Simon Glass


Isaiah 24:1-12, 2015

In the suite “Isaiah 24:1-12”, twelve 22” x 44” giclee print collages each show one of its twelve verses composed with contemporary Hebrew typographies. Each verse is superimposed upon an Israeli/Palestinian desert landscape and a diagram showing part of the Hubble telescope. The collages are accompanied by an annotated translation into English.

Translation of the Hebrew biblical verb into English often generates uncertainty. Past, present and future tenses are frequently conflated in these verbs, and aspect – whether an action is completed or ongoing – often remains even more in question. In his biblical prophecies Isaiah censured his compatriots for their greed, corruption, intemperance, and transgressions of the law and warned of an impending doom. We may look back at the devastation foretold by the prophet Isaiah in extorting compliance from the people, and ask whether or not it endures today.

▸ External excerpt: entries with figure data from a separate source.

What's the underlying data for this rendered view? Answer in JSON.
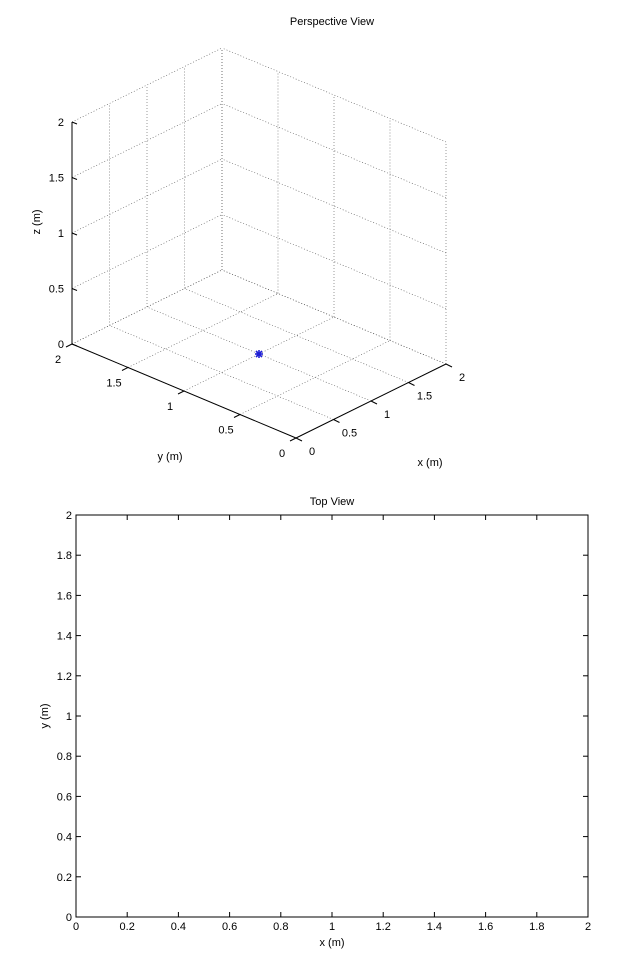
{
  "chart_data": [
    {
      "type": "scatter",
      "title": "Perspective View",
      "xlabel": "x (m)",
      "ylabel": "y (m)",
      "zlabel": "z (m)",
      "xlim": [
        0,
        2
      ],
      "ylim": [
        0,
        2
      ],
      "zlim": [
        0,
        2
      ],
      "xticks": [
        "0",
        "0.5",
        "1",
        "1.5",
        "2"
      ],
      "yticks": [
        "0",
        "0.5",
        "1",
        "1.5",
        "2"
      ],
      "zticks": [
        "0",
        "0.5",
        "1",
        "1.5",
        "2"
      ],
      "grid": true,
      "series": [
        {
          "color": "#1f1fd6",
          "marker": "*",
          "points": [
            {
              "x": 1.0,
              "y": 1.0,
              "z": 0.0
            }
          ]
        }
      ]
    },
    {
      "type": "scatter",
      "title": "Top View",
      "xlabel": "x (m)",
      "ylabel": "y (m)",
      "xlim": [
        0,
        2
      ],
      "ylim": [
        0,
        2
      ],
      "xticks": [
        "0",
        "0.2",
        "0.4",
        "0.6",
        "0.8",
        "1",
        "1.2",
        "1.4",
        "1.6",
        "1.8",
        "2"
      ],
      "yticks": [
        "0",
        "0.2",
        "0.4",
        "0.6",
        "0.8",
        "1",
        "1.2",
        "1.4",
        "1.6",
        "1.8",
        "2"
      ],
      "grid": false,
      "series": []
    }
  ]
}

Much of Israel/Palestine is covered by desert. As in any landscape, the horizon represents not only the end of what we can see, but also the beginning of what we cannot see. Every political reality evolves unceasingly on both sides of the horizon, both knowable and unknowable.

The Hubble telescope, in orbit above the earth, captures images of stars and galaxies at extreme distances. The light of these distant stars and galaxies may have traveled for millenia or eons. By the time we are able to see them, they may already be extinguished.

The unknowability of history is echoed in the unknowabilities of the present and the future.